「ある画家の数奇な運命」

 とてもよい作品だった。アートに関心がある人間であればなおさら、伝説の芸術家の半生に迫るフィクションということで興味がわく。第二次大戦をはさんで東ドイツと西ドイツ、その世情を知る上でも興味深いし、現代の問題でもある優性思想などにも問題提起をする作品だった。役者さんもいいし、映像も素晴らしいし。
 と、基本文句ないのだけど、でも気になることがあった。
 主人公二人のラブシーンだ。
 裸の二人が抱き合うシーンの多さ。
 別にラブシーンやヌードがけしからんというのではもちろん全くない。
 むしろ階段のヌードなどはあっていい場面だと思う。
 でも。
 この物語はどちらかというと純愛のストーリーである。
 二人の繋がりの強さを示すのにあそこまで裸が必要かなあ、と普通に思った。もちろん女優さんのヌードはとても美しい。でも、だからこそ。
 これを観たい男性が、多いから、この場面は生まれたのではないかなあと単純に思ってしまった。
 ヌードというのはとても強度が高い。
 その場面に色々なものが引っ張られる。
 だからこそ、出し方は難しいと思う。
 その場面が全体で浮かないようにしないといけないと思う。
 そのバランスがうまく取れていると、ヌードは映画の素晴らしいスパイスになるが、やりすぎるとげんなりする。
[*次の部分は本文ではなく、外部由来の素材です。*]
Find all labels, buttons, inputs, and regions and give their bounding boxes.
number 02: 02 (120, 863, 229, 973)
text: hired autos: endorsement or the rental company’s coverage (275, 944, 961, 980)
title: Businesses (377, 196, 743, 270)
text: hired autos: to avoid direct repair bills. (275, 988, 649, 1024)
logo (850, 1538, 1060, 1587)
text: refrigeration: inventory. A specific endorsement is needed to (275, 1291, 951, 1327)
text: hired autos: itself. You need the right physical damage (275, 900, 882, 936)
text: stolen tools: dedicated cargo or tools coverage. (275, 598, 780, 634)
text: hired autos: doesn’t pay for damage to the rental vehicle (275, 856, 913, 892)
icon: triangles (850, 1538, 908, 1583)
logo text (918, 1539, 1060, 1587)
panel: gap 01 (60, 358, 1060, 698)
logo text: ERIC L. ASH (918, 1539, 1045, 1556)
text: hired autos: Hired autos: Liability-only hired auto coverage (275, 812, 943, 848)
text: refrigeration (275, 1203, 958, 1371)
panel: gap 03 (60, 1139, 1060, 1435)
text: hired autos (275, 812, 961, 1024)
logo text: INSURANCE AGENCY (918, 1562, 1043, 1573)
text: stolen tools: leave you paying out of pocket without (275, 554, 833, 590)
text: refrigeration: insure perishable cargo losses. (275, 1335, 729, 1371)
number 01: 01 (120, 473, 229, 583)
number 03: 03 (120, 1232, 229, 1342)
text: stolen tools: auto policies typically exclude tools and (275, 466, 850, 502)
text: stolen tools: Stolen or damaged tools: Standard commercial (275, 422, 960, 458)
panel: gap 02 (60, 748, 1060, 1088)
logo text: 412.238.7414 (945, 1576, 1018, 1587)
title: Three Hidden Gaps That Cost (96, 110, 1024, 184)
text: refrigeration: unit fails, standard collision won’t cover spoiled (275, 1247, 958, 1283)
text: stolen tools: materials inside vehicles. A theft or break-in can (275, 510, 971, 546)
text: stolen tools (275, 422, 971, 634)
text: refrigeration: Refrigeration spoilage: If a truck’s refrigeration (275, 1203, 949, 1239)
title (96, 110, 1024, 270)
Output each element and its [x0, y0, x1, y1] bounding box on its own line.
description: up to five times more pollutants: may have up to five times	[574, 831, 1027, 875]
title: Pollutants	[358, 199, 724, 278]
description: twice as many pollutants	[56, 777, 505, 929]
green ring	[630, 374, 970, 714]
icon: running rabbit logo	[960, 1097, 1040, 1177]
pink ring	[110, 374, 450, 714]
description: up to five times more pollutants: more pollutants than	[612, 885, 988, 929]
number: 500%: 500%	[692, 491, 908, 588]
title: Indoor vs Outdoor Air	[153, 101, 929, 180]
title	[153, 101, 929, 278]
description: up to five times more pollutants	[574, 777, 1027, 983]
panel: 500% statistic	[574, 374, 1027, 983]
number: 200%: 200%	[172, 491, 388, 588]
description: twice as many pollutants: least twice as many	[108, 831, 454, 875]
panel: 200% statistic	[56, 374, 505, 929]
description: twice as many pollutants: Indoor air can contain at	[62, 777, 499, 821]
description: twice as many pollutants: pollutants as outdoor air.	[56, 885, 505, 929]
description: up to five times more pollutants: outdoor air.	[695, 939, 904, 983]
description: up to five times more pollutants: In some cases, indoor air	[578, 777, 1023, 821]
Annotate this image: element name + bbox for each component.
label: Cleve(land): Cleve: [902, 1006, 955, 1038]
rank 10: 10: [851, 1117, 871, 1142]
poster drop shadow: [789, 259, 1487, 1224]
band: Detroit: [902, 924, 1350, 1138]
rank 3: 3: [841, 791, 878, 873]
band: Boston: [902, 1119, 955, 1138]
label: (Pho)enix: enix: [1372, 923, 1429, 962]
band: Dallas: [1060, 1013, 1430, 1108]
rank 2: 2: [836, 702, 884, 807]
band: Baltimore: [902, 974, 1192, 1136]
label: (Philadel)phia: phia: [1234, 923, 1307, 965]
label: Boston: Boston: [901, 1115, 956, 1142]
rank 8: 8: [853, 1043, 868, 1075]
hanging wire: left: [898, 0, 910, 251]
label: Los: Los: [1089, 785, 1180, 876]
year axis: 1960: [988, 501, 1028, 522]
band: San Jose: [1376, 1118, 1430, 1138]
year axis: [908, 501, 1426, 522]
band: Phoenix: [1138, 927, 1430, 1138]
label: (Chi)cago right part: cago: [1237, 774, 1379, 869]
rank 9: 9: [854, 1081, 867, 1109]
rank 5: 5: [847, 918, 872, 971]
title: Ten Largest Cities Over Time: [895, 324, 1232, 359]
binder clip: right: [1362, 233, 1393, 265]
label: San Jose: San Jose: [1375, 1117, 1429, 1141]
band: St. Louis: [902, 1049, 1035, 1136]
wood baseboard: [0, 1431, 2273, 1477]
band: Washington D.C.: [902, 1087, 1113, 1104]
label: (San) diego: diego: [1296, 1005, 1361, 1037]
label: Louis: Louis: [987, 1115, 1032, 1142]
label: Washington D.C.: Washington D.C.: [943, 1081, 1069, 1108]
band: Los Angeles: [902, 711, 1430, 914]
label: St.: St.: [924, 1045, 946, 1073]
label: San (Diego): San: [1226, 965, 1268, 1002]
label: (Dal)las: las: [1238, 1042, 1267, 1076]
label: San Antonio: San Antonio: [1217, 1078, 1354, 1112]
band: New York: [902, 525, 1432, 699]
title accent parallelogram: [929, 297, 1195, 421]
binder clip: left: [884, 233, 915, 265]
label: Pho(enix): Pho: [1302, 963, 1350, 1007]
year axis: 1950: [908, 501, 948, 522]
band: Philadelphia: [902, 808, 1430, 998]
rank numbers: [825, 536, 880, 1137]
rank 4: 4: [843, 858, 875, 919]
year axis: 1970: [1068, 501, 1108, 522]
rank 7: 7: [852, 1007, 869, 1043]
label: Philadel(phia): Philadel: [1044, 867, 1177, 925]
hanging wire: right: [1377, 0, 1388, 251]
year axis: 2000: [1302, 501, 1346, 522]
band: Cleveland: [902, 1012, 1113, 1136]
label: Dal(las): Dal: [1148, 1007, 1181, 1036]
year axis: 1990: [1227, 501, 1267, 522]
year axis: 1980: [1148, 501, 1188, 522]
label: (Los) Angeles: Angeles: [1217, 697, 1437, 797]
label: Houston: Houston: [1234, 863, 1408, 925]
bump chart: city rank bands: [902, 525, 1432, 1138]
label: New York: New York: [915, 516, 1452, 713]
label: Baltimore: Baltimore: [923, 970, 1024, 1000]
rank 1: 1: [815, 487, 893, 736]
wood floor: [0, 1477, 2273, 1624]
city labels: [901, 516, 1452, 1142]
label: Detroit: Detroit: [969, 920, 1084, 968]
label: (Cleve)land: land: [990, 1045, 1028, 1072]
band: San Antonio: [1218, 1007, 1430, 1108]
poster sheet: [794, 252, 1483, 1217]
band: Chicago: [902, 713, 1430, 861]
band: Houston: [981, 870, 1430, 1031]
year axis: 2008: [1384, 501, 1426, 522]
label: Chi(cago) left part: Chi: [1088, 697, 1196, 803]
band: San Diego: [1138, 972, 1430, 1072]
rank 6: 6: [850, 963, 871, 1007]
 例えば50年代の作品であれば、ここまでのヌードはないはずだ。
 今の方が色々できてよいこともあるけれど、逆もあると思う。
 映画のテーマや主人公の佇まいと、そうしたシーンの多さが、私には少し不釣り合いに思えた。
 そういう見方もあるというくらいの話ではあるが、私の中ではそういうことがマイナスになることもあるのだった。